[Deb Palmieri on Russia Table of Contents]

The following article was published in the Russian Commerce News, June-Juny-August 2001. The Russian Commerce News is the official publication of The Russian-American Chamber of Commerce®.

Getting Through 2000: Focus on the Future

The year 2000 will be a benchmark event for the Russians in the span of history. The new millennium will finally bring a turn-around century to atone for all of the suffering and failed attempts to sustain a viable Russian nation for the last three hundred years. By year's end, perceptions and realities of political instability will hopefully subside and Russians will be hard at work with a new sense of optimism and feeling of stability.

Part of the cause for ongoing Russian instability has been rampant speculation on scenarios for Yeltsin's succession. And in his final years, Russia's president became more erratic, and with his ailing health combined with his proclivity to effect constant changes in his cabinet and government line-up, people looked on in amazement as a non-ending spectacle of musical chairs unfolded in the top echelons of the government, and wondered when it would all stop.

Well, the end is finally near. Once a new president is elected, with a new cabinet in place, anxieties will dissipate, and people once and for all can get down to the business of a concentrated effort to rebuild the economy, strengthen necessary state institutions and normalize relations with the West. The musical chairs should stop.

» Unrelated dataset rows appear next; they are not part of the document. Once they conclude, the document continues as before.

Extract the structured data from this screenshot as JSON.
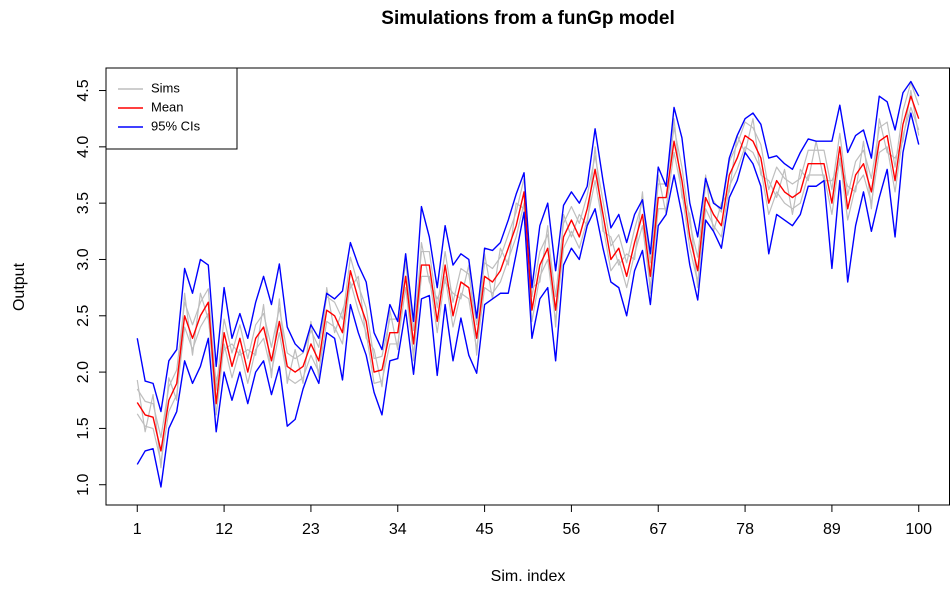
{
  "chart_data": {
    "type": "line",
    "title": "Simulations from a funGp model",
    "x_label": "Sim. index",
    "y_label": "Output",
    "x": [
      1,
      2,
      3,
      4,
      5,
      6,
      7,
      8,
      9,
      10,
      11,
      12,
      13,
      14,
      15,
      16,
      17,
      18,
      19,
      20,
      21,
      22,
      23,
      24,
      25,
      26,
      27,
      28,
      29,
      30,
      31,
      32,
      33,
      34,
      35,
      36,
      37,
      38,
      39,
      40,
      41,
      42,
      43,
      44,
      45,
      46,
      47,
      48,
      49,
      50,
      51,
      52,
      53,
      54,
      55,
      56,
      57,
      58,
      59,
      60,
      61,
      62,
      63,
      64,
      65,
      66,
      67,
      68,
      69,
      70,
      71,
      72,
      73,
      74,
      75,
      76,
      77,
      78,
      79,
      80,
      81,
      82,
      83,
      84,
      85,
      86,
      87,
      88,
      89,
      90,
      91,
      92,
      93,
      94,
      95,
      96,
      97,
      98,
      99,
      100
    ],
    "xlim": [
      -2.96,
      103.96
    ],
    "xticks": [
      1,
      12,
      23,
      34,
      45,
      56,
      67,
      78,
      89,
      100
    ],
    "ylim": [
      0.82,
      4.7
    ],
    "yticks": [
      1.0,
      1.5,
      2.0,
      2.5,
      3.0,
      3.5,
      4.0,
      4.5
    ],
    "yticks_text": [
      "1.0",
      "1.5",
      "2.0",
      "2.5",
      "3.0",
      "3.5",
      "4.0",
      "4.5"
    ],
    "legend": "top-left",
    "series": [
      {
        "name": "Sims",
        "color": "#bebebe",
        "lines": [
          [
            1.85,
            1.74,
            1.72,
            1.42,
            1.87,
            2.02,
            2.62,
            2.42,
            2.62,
            2.74,
            1.84,
            2.47,
            2.17,
            2.42,
            2.12,
            2.42,
            2.52,
            2.22,
            2.57,
            2.17,
            2.12,
            2.17,
            2.37,
            2.22,
            2.67,
            2.62,
            2.47,
            3.02,
            2.77,
            2.57,
            2.12,
            2.14,
            2.47,
            2.47,
            2.97,
            2.37,
            3.07,
            3.07,
            2.57,
            3.07,
            2.62,
            2.92,
            2.87,
            2.42,
            2.97,
            2.92,
            3.02,
            3.22,
            3.42,
            3.72,
            2.67,
            3.07,
            3.22,
            2.67,
            3.32,
            3.47,
            3.32,
            3.57,
            3.92,
            3.52,
            3.12,
            3.22,
            2.97,
            3.27,
            3.52,
            2.97,
            3.67,
            3.67,
            4.17,
            3.82,
            3.32,
            3.02,
            3.67,
            3.52,
            3.42,
            3.87,
            4.02,
            4.22,
            4.17,
            4.02,
            3.62,
            3.82,
            3.72,
            3.67,
            3.72,
            3.97,
            3.97,
            3.97,
            3.62,
            4.12,
            3.57,
            3.87,
            3.97,
            3.72,
            4.17,
            4.22,
            3.82,
            4.32,
            4.57,
            4.37
          ],
          [
            1.63,
            1.52,
            1.5,
            1.2,
            1.65,
            1.8,
            2.4,
            2.2,
            2.4,
            2.52,
            1.62,
            2.25,
            1.95,
            2.2,
            1.9,
            2.2,
            2.3,
            2.0,
            2.35,
            1.95,
            1.9,
            1.95,
            2.15,
            2.0,
            2.45,
            2.4,
            2.25,
            2.8,
            2.55,
            2.35,
            1.9,
            1.92,
            2.25,
            2.25,
            2.75,
            2.15,
            2.85,
            2.85,
            2.35,
            2.85,
            2.4,
            2.7,
            2.65,
            2.2,
            2.75,
            2.7,
            2.8,
            3.0,
            3.2,
            3.5,
            2.45,
            2.85,
            3.0,
            2.45,
            3.1,
            3.25,
            3.1,
            3.35,
            3.7,
            3.3,
            2.9,
            3.0,
            2.75,
            3.05,
            3.3,
            2.75,
            3.45,
            3.45,
            3.95,
            3.6,
            3.1,
            2.8,
            3.45,
            3.3,
            3.2,
            3.65,
            3.8,
            4.0,
            3.95,
            3.8,
            3.4,
            3.6,
            3.5,
            3.45,
            3.5,
            3.75,
            3.75,
            3.75,
            3.4,
            3.9,
            3.35,
            3.65,
            3.75,
            3.5,
            3.95,
            4.0,
            3.6,
            4.1,
            4.35,
            4.15
          ],
          [
            1.93,
            1.47,
            1.8,
            1.15,
            1.95,
            1.75,
            2.7,
            2.15,
            2.7,
            2.47,
            1.92,
            2.2,
            2.25,
            2.15,
            2.2,
            2.15,
            2.6,
            1.95,
            2.65,
            1.9,
            2.2,
            1.9,
            2.45,
            1.95,
            2.75,
            2.35,
            2.55,
            2.75,
            2.85,
            2.3,
            2.2,
            1.87,
            2.55,
            2.2,
            3.05,
            2.1,
            3.15,
            2.8,
            2.65,
            2.8,
            2.7,
            2.65,
            2.95,
            2.15,
            3.05,
            2.65,
            3.1,
            2.95,
            3.5,
            3.45,
            2.75,
            2.8,
            3.3,
            2.4,
            3.4,
            3.2,
            3.4,
            3.3,
            4.0,
            3.25,
            3.2,
            2.95,
            3.05,
            3.0,
            3.6,
            2.7,
            3.75,
            3.4,
            4.25,
            3.55,
            3.4,
            2.75,
            3.75,
            3.25,
            3.5,
            3.6,
            4.1,
            3.95,
            4.25,
            3.75,
            3.7,
            3.55,
            3.8,
            3.4,
            3.8,
            3.7,
            4.05,
            3.7,
            3.7,
            3.85,
            3.65,
            3.6,
            4.05,
            3.45,
            4.25,
            3.95,
            3.9,
            4.05,
            4.5,
            4.1
          ]
        ]
      },
      {
        "name": "Mean",
        "color": "#ff0000",
        "values": [
          1.73,
          1.62,
          1.6,
          1.3,
          1.75,
          1.9,
          2.5,
          2.3,
          2.5,
          2.62,
          1.72,
          2.35,
          2.05,
          2.3,
          2.0,
          2.3,
          2.4,
          2.1,
          2.45,
          2.05,
          2.0,
          2.05,
          2.25,
          2.1,
          2.55,
          2.5,
          2.35,
          2.9,
          2.65,
          2.45,
          2.0,
          2.02,
          2.35,
          2.35,
          2.85,
          2.25,
          2.95,
          2.95,
          2.45,
          2.95,
          2.5,
          2.8,
          2.75,
          2.3,
          2.85,
          2.8,
          2.9,
          3.1,
          3.3,
          3.6,
          2.55,
          2.95,
          3.1,
          2.55,
          3.2,
          3.35,
          3.2,
          3.45,
          3.8,
          3.4,
          3.0,
          3.1,
          2.85,
          3.15,
          3.4,
          2.85,
          3.55,
          3.55,
          4.05,
          3.7,
          3.2,
          2.9,
          3.55,
          3.4,
          3.3,
          3.75,
          3.9,
          4.1,
          4.05,
          3.9,
          3.5,
          3.7,
          3.6,
          3.55,
          3.6,
          3.85,
          3.85,
          3.85,
          3.5,
          4.0,
          3.45,
          3.75,
          3.85,
          3.6,
          4.05,
          4.1,
          3.7,
          4.2,
          4.45,
          4.25
        ]
      },
      {
        "name": "95% CIs",
        "color": "#0000ff",
        "lines": [
          [
            2.3,
            1.92,
            1.9,
            1.65,
            2.1,
            2.2,
            2.92,
            2.7,
            3.0,
            2.95,
            2.05,
            2.75,
            2.3,
            2.52,
            2.3,
            2.62,
            2.85,
            2.6,
            2.96,
            2.4,
            2.25,
            2.18,
            2.42,
            2.3,
            2.7,
            2.65,
            2.72,
            3.15,
            2.95,
            2.8,
            2.35,
            2.2,
            2.6,
            2.45,
            3.05,
            2.45,
            3.47,
            3.2,
            2.75,
            3.3,
            2.95,
            3.05,
            3.0,
            2.48,
            3.1,
            3.08,
            3.15,
            3.35,
            3.58,
            3.77,
            2.75,
            3.3,
            3.5,
            2.9,
            3.48,
            3.6,
            3.5,
            3.65,
            4.16,
            3.7,
            3.28,
            3.4,
            3.15,
            3.4,
            3.53,
            3.05,
            3.82,
            3.65,
            4.35,
            4.08,
            3.5,
            3.2,
            3.72,
            3.5,
            3.45,
            3.9,
            4.1,
            4.25,
            4.3,
            4.2,
            3.9,
            3.92,
            3.85,
            3.8,
            3.95,
            4.07,
            4.05,
            4.05,
            4.05,
            4.37,
            3.95,
            4.1,
            4.15,
            3.9,
            4.45,
            4.4,
            4.15,
            4.48,
            4.58,
            4.45
          ],
          [
            1.18,
            1.3,
            1.32,
            0.98,
            1.5,
            1.65,
            2.1,
            1.9,
            2.05,
            2.3,
            1.47,
            2.0,
            1.75,
            2.0,
            1.72,
            2.0,
            2.1,
            1.8,
            2.05,
            1.52,
            1.58,
            1.85,
            2.05,
            1.9,
            2.35,
            2.3,
            1.93,
            2.6,
            2.35,
            2.15,
            1.82,
            1.62,
            2.1,
            2.12,
            2.55,
            1.98,
            2.65,
            2.68,
            1.97,
            2.6,
            2.1,
            2.48,
            2.15,
            1.99,
            2.6,
            2.65,
            2.7,
            2.7,
            3.05,
            3.42,
            2.3,
            2.65,
            2.75,
            2.1,
            2.95,
            3.1,
            3.0,
            3.3,
            3.45,
            3.1,
            2.8,
            2.75,
            2.5,
            2.9,
            3.08,
            2.6,
            3.3,
            3.4,
            3.75,
            3.4,
            2.95,
            2.64,
            3.35,
            3.25,
            3.1,
            3.55,
            3.7,
            3.95,
            3.85,
            3.65,
            3.05,
            3.4,
            3.35,
            3.3,
            3.4,
            3.65,
            3.65,
            3.7,
            2.92,
            3.7,
            2.8,
            3.3,
            3.6,
            3.25,
            3.55,
            3.8,
            3.2,
            3.95,
            4.3,
            4.02
          ]
        ]
      }
    ]
  }
}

That's why in the West, and especially in the U.S. we need to focus on the future and stop living in the past when it comes to Russia. We need to look forward with hope and optimism that the Russians in their own way will build a sustainable economic model and political and social institutions that are compatible with notions of market and democracy. Not structures and institutions that will look exactly like our own, but ones with a distinctly Russian flavor and character, as it should be.

Our job is to let go of negativism, suspicion and the remnants of Cold War thinking. Russia has become a convenient target for the politically-driven motives of some politicians of all shades and hues. Some need a convenient "enemy" to rally American patriotism against a perceived threat. Who else but Russia? Some are still stuck in the "good guy" vs. "bad guy" paradigm of international politics - so who better that those "bad guy" Russians - they're mostly criminals, thieves and corrupt moneylaunderers, anyway, according to this outlook. So naturally, we "good guy" Americans have to be against them. That reflects the perception we get in the American press, oftentime. Others have interest groups to satisfy, or friends in prominent industries such as defense or intelligence who serve as primary advisors - and if we don't have an enemy, they don't have a job, simple as that. Only the largest country in the world can conveniently be targeted as our adversary.

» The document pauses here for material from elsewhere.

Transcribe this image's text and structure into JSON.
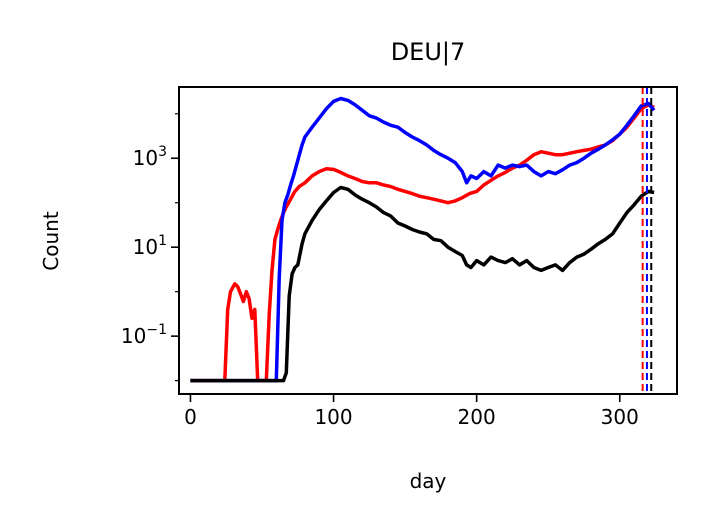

I am still wondering, by the way, why, with all of the sensational coverage around alleged Bank of New York backhand dealings, nowhere was the major media present when PricewaterhouseCoopers released its audit that was instigated amidst cries that Russians stole IMF loans. This prestigious and squeaky clean auditing firm determined that no IMF loans were siphoned or stolen and that nothing criminal was found in the operation of Central Bank subsidiaries in France, Germany, Britain, Luxemburg and Austria. But we didn't hear The New York Times or The Washington Post reporting that on the front page, if at all.

Americans need to restore openmindedness and evenhandedness when it comes to things Russian. Let's enter the new century determined to make the U.S.-Russian relationship work. For the future, let's turn a new page, begin a fresh start, with a clean slate. It's the smart thing to do. And it's the right thing to do for present and future generations.